At the time of our last post we were still in Lewes, Delaware. We have moved, and are now in Annapolis, Maryland back at our favorite boatyard in the Chesapeake: Bert Jabin’s Yacht Yard.
Getting here started out with a real adventure, and NOT one of the good kinds. Lewes has been a harbor since the late 1600’s. For part of that time is was a fairly important port. There are 400 years of debris on the bottom. On our third visit, we found some of it.
As we pulled up our chain, it seemed the windlass was working a bit harder than usual, but not anything exceptional, until we got to this:
That steel cable is about an inch and a half across, and is as stiff as a steel bar. We can’t bend it, or move it much at all. It took us about an hour and a half to figure out how it was wrapped around our chain, and maneuver the two so we could drop the cable off.
But we were not done yet! As the anchor came up…

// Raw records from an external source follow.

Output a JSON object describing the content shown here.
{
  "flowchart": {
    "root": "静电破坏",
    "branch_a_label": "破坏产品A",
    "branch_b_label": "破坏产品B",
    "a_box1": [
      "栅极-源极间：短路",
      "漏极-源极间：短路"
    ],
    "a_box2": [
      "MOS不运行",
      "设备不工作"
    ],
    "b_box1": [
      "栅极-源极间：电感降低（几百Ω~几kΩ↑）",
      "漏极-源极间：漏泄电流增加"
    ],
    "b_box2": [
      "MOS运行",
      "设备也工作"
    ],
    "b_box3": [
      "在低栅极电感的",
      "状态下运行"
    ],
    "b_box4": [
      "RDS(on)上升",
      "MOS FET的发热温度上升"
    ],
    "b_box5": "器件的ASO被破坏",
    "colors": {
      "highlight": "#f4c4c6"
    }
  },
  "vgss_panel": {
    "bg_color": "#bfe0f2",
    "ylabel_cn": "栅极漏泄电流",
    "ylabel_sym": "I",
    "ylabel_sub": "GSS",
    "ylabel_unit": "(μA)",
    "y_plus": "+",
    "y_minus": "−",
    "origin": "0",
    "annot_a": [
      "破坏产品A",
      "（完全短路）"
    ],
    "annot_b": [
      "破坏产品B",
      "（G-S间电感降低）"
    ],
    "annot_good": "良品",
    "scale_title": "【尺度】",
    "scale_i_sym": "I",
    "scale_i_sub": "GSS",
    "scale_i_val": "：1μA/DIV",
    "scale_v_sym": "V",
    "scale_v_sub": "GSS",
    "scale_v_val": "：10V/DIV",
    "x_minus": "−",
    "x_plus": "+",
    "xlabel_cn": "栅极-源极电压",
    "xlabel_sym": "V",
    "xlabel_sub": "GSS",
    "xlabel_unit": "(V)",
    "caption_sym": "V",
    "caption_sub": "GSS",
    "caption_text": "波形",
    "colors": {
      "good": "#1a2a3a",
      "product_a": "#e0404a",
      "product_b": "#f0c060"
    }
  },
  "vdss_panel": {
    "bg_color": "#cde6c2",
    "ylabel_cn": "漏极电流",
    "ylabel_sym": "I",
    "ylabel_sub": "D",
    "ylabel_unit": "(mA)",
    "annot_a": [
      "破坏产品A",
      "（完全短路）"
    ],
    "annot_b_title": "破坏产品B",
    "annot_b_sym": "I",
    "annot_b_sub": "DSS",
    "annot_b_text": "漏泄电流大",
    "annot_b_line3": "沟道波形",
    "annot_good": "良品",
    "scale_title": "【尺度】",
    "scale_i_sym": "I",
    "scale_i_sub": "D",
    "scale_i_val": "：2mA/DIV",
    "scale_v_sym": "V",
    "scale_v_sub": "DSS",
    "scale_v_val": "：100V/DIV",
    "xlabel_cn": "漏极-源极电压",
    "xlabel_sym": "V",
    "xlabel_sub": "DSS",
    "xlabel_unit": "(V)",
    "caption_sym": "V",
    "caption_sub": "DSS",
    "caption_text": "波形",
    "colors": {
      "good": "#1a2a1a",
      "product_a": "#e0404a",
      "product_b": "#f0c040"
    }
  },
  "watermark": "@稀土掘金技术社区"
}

…our “friend” shows up again. We never saw the whole thing, or what, if anything, it was attached to. Careful study of the photo would show that what we have is really just a loop of cable over the anchor, but try as we might, we can’t get it off. We eventually tied a line to the anchor, and disconnected the chain. We lifted, we bounced, we dragged, we puzzled.
After another 2 hours, we FINALLY managed to pry the loop of cable off the anchor and send it back to the bottom. All through this time we are very slowly drifting along with the tide out to sea. Lucky for us there are no shallows or other obstructions in our way.
Clearing this mess was hard, physical labor that lasted nearly 4 hours. We were both exhausted and sore for days…
Also, in the spirit of “Catch and Release”, we didn’t catch any fish offshore, but while making our way up the Chesapeake we pulled some trolling lines and ended up landing a big redfish.
Not just big, but TOO big! the local regulations require you return to the water any fish over 26 inches, so back he went!
And More Boat Work…
Always more boat projects… we have just started on a bunch and will be working hord for the next couple of weeks to get them all done before it’s time to head south for the winter. More details on those will be following!
If you are in the area, feel free to stop by, we would welcome an excuse to take a break!
Great post. Having an angle grinder would be necessary to cut through cable that large.
Funny you should say that… we actually tried cutting it with our angle grinder! Yes, it did cut it, but the cable was under so much tension and torsion that every time I cut through a strand, it would pinch the cutting wheel and destroy it! It was very slow going.